Although I have mentioned only a few of the new cameras with high ISO options, others offer high sensitivity as well, such as the waterproof 6-megapixel Pentax Optio W10 ($279, street) with 3x optical zoom. Even some of the cameras with OIS now provide ISO options to at least ISO 800, including the new Panasonic Lumix and Canon PowerShot IS models as well as the new Sony DSC-H and DSC-W series cameras with Clear RAW noise-reduction technology. Do note that my comments refer to high ISO available in full-resolution capture; many digicams provide high, or ultrahigh, sensitivity levels in lower resolution modes.
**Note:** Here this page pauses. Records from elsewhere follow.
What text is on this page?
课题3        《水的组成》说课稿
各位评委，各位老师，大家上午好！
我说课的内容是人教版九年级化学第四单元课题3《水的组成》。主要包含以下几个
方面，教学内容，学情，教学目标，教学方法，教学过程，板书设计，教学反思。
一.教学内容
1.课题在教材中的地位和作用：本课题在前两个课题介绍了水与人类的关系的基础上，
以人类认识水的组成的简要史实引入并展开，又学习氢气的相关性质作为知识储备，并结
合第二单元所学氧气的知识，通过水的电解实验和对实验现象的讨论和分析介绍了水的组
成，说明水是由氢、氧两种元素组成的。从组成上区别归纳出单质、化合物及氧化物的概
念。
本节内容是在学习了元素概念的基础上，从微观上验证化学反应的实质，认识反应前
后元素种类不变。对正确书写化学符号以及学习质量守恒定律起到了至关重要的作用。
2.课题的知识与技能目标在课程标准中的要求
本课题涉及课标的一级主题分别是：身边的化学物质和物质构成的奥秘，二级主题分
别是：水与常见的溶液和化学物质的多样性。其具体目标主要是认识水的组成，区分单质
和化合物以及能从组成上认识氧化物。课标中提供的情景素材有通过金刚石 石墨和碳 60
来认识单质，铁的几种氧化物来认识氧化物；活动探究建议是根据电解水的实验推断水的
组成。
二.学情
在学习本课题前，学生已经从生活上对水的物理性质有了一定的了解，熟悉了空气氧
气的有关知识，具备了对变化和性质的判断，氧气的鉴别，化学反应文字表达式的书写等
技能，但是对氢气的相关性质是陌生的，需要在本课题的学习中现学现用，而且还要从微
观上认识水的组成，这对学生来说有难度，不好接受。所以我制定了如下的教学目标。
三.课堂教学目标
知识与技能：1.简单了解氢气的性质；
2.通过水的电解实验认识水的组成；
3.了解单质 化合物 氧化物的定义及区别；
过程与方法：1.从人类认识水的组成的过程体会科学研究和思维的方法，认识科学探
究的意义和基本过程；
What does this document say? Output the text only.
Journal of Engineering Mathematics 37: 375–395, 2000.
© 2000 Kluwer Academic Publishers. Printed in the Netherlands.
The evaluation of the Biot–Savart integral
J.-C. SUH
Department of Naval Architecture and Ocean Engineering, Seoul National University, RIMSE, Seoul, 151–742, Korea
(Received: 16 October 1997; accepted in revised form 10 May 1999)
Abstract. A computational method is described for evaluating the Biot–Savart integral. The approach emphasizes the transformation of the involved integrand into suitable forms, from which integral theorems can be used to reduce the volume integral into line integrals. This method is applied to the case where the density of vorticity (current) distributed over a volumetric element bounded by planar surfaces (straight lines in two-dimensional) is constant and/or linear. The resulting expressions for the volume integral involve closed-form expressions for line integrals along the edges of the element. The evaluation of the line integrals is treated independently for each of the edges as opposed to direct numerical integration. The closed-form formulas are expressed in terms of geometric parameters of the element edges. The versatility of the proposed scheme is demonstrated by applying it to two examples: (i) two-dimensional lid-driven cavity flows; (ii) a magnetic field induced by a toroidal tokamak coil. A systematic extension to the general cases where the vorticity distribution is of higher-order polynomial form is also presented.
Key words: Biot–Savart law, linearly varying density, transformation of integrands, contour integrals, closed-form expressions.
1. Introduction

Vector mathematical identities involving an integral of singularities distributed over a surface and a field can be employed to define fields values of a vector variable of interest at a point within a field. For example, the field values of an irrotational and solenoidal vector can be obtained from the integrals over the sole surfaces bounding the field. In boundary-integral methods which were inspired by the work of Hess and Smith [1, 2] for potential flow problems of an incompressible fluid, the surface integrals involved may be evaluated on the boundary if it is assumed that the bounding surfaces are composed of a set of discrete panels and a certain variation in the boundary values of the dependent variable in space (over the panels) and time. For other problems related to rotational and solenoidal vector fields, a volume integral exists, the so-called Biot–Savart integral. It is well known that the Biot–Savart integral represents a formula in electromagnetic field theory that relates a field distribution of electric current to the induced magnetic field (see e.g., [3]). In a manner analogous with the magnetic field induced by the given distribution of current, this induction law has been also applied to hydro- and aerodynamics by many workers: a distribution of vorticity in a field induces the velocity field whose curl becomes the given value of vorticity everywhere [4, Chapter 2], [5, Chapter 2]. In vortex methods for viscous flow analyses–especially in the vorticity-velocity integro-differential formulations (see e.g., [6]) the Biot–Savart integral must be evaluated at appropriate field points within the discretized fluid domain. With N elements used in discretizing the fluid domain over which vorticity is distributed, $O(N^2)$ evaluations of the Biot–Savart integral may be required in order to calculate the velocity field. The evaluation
At this time, the new 6-megapixel Fujifilm FinePix F30 boasts the highest sensitivity level--ISO 3200--at full resolution. This very versatile model ($399, list), with 36-128mm optical zoom, takes advantage of new technology, including the sixth-generation Super CCD HR and Real Photo Processor II, a combination said to dramatically reduce digital noise. For maximum simplicity in getting blur-free photos, select the "Picture Stabilization" mode that automatically sets a suitable high ISO level for fast shutter speeds.
The Olympus Stylus 710 and 810-- 7- and 8-megapixel cameras, with 3x optical zooms and TruePic TURBO processors--take a similar approach. In the "Digital Image Stabilization" Program, the cameras automatically set a very high ISO level: up to ISO 1600 in full-resolution capture. As an extra measure to "freeze" any motion--and to provide better exposures with more distant subjects--flash output is also doubled.